Paris’s eternal rival, London, has been much more adept at representing the contemporary economy in its buildings. Pop-ups are everywhere, celebrating the provisional quality of the new culture. And the new skyline of the city has something of the same quality: provisional but spectacular, an expression of a culture that is focused on the immediate present. The results have often been aesthetically challenging, to put it mildly. Beyond the famous Shard and Gherkin is Rafael Viñoly’s so-called Walkie-Talkie building. A stumpy tower, just completed, the Walkie-Talkie bulges at the top, looming over the observer. Its geometry is (putting it politely) alarming. But even critics of these buildings would admit they provide a sense of possibility. If these sometimes brutally ugly structures can spring up, then so too can anything else.
Paris’s urban landscape has a sense of order and a human scale that represent for many an ideal of beauty. It is also a discouraging landscape for youngsters. The same qualities that attract tourists tell Paris’s young people that the past is more important than the future. Many French youth have decamped to London as a result, a city where, according to the think-tank New London Architecture nearly 250 skyscrapers have been either approved, or are under construction. With up to 400,000 French people in residence, London is now France’s sixth-largest city.
These sort of unsettling statistics drive business support for the Triangle. Speaking to Le Monde before the vote, Jean-Louis Missika, the deputy mayor of Paris, described his fears. Should the tower be denied approval: it would be simply a “disaster for the Parisian economy.” He meant not only the jobs to be created by the tower, but its symbolic value for the economy. The Triangle was to send a message: Paris is open for business.

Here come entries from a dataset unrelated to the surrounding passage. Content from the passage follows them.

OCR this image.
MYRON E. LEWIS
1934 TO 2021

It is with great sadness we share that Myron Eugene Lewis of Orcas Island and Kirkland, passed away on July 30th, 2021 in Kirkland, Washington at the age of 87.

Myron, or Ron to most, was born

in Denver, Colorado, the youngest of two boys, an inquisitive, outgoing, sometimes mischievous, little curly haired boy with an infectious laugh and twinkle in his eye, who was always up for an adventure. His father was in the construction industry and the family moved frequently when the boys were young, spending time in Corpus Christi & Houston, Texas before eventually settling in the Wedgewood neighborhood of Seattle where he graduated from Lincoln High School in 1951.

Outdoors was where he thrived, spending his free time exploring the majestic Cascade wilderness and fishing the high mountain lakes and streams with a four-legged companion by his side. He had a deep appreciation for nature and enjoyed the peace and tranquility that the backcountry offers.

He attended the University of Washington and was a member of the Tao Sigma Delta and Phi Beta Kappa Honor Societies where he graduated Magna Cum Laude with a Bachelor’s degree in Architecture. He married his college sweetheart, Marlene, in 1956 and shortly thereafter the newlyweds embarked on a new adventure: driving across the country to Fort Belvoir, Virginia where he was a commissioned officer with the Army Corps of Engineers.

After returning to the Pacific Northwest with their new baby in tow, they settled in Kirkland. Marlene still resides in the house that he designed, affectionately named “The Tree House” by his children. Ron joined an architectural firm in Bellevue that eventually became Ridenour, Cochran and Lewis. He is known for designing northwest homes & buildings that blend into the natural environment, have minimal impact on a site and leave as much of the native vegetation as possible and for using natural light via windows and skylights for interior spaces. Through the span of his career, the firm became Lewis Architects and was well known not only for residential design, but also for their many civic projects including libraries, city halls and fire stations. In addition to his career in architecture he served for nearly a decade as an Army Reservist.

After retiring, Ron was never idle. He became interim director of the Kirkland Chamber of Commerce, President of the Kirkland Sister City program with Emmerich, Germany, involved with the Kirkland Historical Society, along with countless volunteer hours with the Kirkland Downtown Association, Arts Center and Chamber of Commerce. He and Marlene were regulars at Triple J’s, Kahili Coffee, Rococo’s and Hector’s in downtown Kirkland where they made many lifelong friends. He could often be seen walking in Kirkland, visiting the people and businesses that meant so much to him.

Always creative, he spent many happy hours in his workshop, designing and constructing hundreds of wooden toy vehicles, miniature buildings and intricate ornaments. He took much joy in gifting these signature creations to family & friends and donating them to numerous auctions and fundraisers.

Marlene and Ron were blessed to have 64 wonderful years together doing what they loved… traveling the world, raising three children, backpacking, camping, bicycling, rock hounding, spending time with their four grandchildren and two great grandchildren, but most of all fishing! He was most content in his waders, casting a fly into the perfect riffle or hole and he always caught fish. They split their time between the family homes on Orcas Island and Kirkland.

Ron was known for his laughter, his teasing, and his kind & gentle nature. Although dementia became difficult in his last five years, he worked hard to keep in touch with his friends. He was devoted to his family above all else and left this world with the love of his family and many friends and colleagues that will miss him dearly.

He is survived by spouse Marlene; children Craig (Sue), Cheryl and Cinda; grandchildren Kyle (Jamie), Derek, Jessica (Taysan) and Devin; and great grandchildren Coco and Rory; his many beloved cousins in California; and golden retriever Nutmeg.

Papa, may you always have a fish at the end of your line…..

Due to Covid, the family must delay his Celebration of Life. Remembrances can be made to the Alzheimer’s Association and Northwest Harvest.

But then maybe the objectors have a point. Many of the project’s biggest critics seem to share an unease about the turbocharged capitalism London has embraced so adeptly, and which has so thoroughly demonstrated its capacity to produce exciting urban landscapes. The 15th arrondissement is a quiet and homely part of the city — “the quartier des profs, a place that even teachers can afford,” said Andrew Hussey, a professor of French at the University of London and a well-known Paris-based cultural commentator. “The skyscraper city project just does not fit here in any sense.” What Paris loses in vibrancy, it makes up for in remaining an attractive, and in some parts, still relatively humane city, accessible to even the less well-off. Today, you can still buy a two-room apartment in the 15th for a little over 100,000 euros ($124,000). Not cheap, but certainly affordable for public sector workers.
So what now? Mayor Hidalgo, the Tour’s most public supporter, has declared the Nov. 17 vote rejecting the building invalid on a technicality. Another vote is likely, although the outcome remains uncertain. What the debacle shows, however, is that two mutually exclusive cities are fighting for their existence on the banks of the Seine. One has the tower, the jobs, and the hungry-for-business attitude of London or Shanghai, but has arguably lost something of its identity in the process. The other has no tower, fewer jobs, and is probably poorer, and slower. But it is indisputably Paris.